Asked about the significant amount of outreach that had gone into Kheir’s vaccination efforts, Pak said, “It’s our obligation. If we don’t address the needs of these specific vulnerable communities, they would just fall through the cracks.”
“Ear to the ground”
At a recent clinic, a woman came up to the staff at Behavioral Health Services, a Southern California community health center. She asked if she could bring her senior parents for a vaccine. The parents, it transpired, didn’t speak English and didn’t have a cell phone or access to the Internet. And they’d already lost four children to Covid-19.
“It was very rewarding to be able to offer that to people who otherwise would not have had any access to a vaccine,” said Bruce Kinley, director of quality management at Behavioral Health Services.
Behavioral Health Services is focused on vaccinating its population of seniors. To do that, they’ve partnered with a local food bank, churches, and a senior wellness center to make vaccination appointments.

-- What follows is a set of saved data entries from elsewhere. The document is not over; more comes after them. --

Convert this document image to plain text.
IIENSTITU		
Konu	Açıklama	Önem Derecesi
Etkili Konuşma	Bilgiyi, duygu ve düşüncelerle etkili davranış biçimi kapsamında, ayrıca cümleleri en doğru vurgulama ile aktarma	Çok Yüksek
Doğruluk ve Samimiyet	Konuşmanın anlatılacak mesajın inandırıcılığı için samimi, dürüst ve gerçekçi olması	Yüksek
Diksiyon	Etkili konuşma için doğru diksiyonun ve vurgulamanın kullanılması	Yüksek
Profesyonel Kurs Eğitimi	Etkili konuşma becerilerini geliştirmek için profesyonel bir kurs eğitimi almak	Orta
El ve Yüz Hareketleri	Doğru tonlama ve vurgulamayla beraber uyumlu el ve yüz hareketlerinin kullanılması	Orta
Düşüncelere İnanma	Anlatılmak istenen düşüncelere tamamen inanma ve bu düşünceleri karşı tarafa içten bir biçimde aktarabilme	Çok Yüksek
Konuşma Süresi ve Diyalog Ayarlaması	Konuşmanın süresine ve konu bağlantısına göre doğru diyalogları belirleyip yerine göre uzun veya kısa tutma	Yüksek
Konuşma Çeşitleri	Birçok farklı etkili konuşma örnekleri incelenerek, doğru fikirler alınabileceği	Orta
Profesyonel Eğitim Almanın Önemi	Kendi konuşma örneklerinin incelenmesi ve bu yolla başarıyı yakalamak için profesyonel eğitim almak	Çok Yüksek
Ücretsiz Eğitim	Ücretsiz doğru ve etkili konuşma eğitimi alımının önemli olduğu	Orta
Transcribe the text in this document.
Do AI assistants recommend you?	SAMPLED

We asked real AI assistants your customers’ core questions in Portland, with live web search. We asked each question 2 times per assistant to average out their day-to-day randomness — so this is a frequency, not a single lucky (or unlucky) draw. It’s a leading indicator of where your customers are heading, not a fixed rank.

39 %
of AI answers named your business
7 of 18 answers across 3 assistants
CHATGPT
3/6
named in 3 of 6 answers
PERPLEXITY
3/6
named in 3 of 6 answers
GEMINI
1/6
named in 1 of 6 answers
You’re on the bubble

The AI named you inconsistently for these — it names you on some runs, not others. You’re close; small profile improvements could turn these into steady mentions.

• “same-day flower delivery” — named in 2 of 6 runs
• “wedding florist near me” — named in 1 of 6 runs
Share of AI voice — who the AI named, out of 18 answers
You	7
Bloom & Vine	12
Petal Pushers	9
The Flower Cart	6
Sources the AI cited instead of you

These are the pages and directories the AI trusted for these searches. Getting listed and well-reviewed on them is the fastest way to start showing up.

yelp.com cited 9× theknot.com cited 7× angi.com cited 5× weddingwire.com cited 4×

“It was kind of having your ear to the ground, and listening to the frustration and the experiences we were hearing” from senior patients,” Kinley explained. “We would hear stories from our clinics about people spending hours and hours
and being confused on [registration] websites.”
Kinley, a health worker, found the process of getting vaccinated “overwhelming, intimidating, confusing. It sent me to the wrong address. I had to walk three blocks,” all things that concerned him when it came to the health center’s patients.
Although staff members will vaccinate people in their cars if they prefer, Kinley said that, for many older adults, being able to walk right down the street is part of the draw.
“We’re located in areas that tend to be low-income, more communities of color…we’re positioned well to serve that community,” he explained. When they arrive, team members take the time to sit with patients and talk to them about their lives.
Kinley said the approach has been successful with senior patients.
“I feel like it’s given us a little bit of hope in a very negative pandemic,” he said. “I feel as health center workers we needed that.”